Even though Janson loves her extended family, she is not sure they would support her if they knew about her sexuality, as they are conservative and lean Republican. She spends a lot of time with them, but what she is keeping from them puts up a boundary in their relationship.
“[Their political views] make me feel like I’m being an awful person,” Janson said. “They undermine the confidence that I’ve worked on and how comfortable I am with myself.”
Janson is also wary of coming out to her peers because some of her female friends changed the way they act around her when they know she is pansexual.
“[That makes me] uncomfortable. It changes how I act around other girls—I don’t touch people unless they touch me first, I tend not to be very outgoing. It just makes me uncomfortable and makes me feel like I’m not being myself around a lot of people.”
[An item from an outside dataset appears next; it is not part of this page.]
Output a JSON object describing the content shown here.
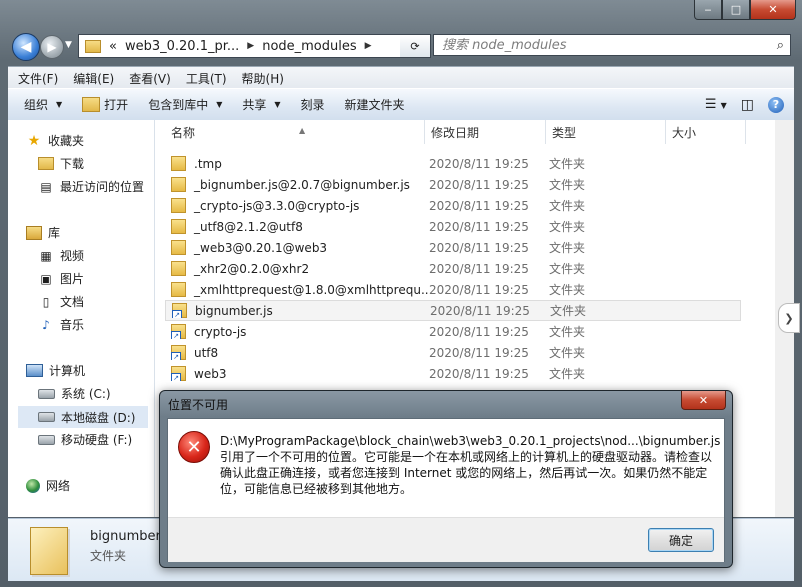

Janson doubts that if her immediate family knew she was pansexual it would change much in their relationship and wishes she could. However, she still does not feel ready to come out to them.
“I know it’s not really going to affect my relationship with them, but they might feel differently about me,” Janson said.. “I’m scared about how they’ll react. I don’t want to change the dynamic.”
Janson lives in a reality where she occasionally overhears her mother bashing a gay family friend — calling her sexual orientation a phase — and feels as though she can do nothing about it. She wishes she could talk to her family about her sexuality but isn’t willing to take the risk.
“I’m pretty confident with my sexuality and who I’m attracted to, but sometimes it makes it difficult because I want to have that open relationship with my family and be able to talk about who I’m attracted to,” said Janson. “Right now I feel like I have to hide every second, or else they’re going to do something — like they’re not going to like me anymore, they’re not going want to interact with me anymore.”